Metric queries can be as simple as just the name of the metric, or can be complex with joining & grouping. A lot of the time it can be useful to tie back low level metrics to more meaningful Kubernetes resources. For example, if the memory usage is maxed out on a container and that container is constantly being OOMKilled, it can be useful to get the Deployment and Namespace of that container for debugging. Prometheus query language (or promql) allows vector matching or results (sometimes called joining).

When using Gateway API and Kuadrant resources like HTTPRoute and RateLimitPolicy, the state metrics can be joined to Istio metrics to give a meaningful result set. Here's an example that queries the number of requests per second, and includes the name of the HTTPRoute that the traffic is for.

sum(
    rate(
        istio_requests_total{}[5m]
    )
) by (destination_service_name)


* on(destination_service_name) group_right 
    label_replace(gatewayapi_httproute_labels{}, \"destination_service_name\", \"$1\",\"service\", \"(.+)\")
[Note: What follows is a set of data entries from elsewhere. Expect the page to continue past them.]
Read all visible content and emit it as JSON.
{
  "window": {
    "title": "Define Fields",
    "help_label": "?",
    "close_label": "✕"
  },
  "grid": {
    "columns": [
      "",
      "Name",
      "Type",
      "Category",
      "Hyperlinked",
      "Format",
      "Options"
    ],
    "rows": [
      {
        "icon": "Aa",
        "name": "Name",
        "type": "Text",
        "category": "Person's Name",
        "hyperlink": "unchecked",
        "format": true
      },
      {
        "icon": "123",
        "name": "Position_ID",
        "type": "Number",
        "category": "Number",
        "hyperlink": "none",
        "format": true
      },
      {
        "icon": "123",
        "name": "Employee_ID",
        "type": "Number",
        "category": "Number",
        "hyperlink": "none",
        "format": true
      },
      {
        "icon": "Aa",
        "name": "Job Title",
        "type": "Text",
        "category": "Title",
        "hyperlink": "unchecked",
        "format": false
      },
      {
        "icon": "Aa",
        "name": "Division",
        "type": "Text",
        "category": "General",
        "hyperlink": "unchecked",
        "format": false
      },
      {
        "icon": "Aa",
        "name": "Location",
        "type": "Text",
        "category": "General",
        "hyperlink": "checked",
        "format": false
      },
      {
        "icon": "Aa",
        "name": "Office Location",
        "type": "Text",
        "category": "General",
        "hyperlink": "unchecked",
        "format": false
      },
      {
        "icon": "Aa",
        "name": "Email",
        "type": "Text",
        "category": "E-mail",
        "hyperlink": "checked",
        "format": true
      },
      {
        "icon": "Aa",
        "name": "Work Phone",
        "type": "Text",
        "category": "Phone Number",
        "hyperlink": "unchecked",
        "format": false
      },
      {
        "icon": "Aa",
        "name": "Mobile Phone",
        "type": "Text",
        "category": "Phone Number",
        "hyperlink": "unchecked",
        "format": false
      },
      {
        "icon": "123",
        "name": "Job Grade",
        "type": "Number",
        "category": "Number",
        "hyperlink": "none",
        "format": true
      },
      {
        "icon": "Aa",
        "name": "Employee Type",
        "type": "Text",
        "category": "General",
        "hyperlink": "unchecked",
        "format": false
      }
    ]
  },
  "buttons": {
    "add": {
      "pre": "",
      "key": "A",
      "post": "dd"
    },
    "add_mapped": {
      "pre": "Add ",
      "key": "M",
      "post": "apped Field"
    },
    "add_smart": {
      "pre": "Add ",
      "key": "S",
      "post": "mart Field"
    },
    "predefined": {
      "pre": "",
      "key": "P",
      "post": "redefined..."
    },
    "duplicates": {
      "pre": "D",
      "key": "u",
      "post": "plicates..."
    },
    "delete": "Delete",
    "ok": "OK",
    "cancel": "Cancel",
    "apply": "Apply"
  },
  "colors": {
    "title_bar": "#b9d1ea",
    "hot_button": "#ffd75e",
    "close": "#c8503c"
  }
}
Breaking this query down, there are 2 parts. The first part is getting the rate of requests hitting the Istio gateway, aggregated to 5m intervals:

sum(
    rate(
        destination_service_name{}[5m]
    )
) by (destination_service_name)

The result set here will include a label for the destination service name (i.e. the Service in Kubernetes). This label is key to looking up the HTTPRoute this traffic belongs to.

The 2nd part of the query uses the gatewayapi_httproute_labels metric and the label_replace function. The gatewayapi_httproute_labels metric gives a list of all httproutes, including any labels on them. The HTTPRoute in this example has a label called 'service', set to be the same as the Istio service name. This allows us to join the 2 results set. However, because the label doesn't match exactly (destination_service_name and service), we can replace the label so that it does match. That's what the label_replace does.

    label_replace(gatewayapi_httproute_labels{}, \"destination_service_name\", \"$1\",\"service\", \"(.+)\")

The 2 parts are joined together using vector matching.

* on(destination_service_name) group_right 
  • * is the binary operator i.e. multiplication (gives join like behaviour)
  • on() specifies which labels to "join" the 2 results with
  • group_right enables a one to many matching.

See the Prometheus documentation for further details on matching.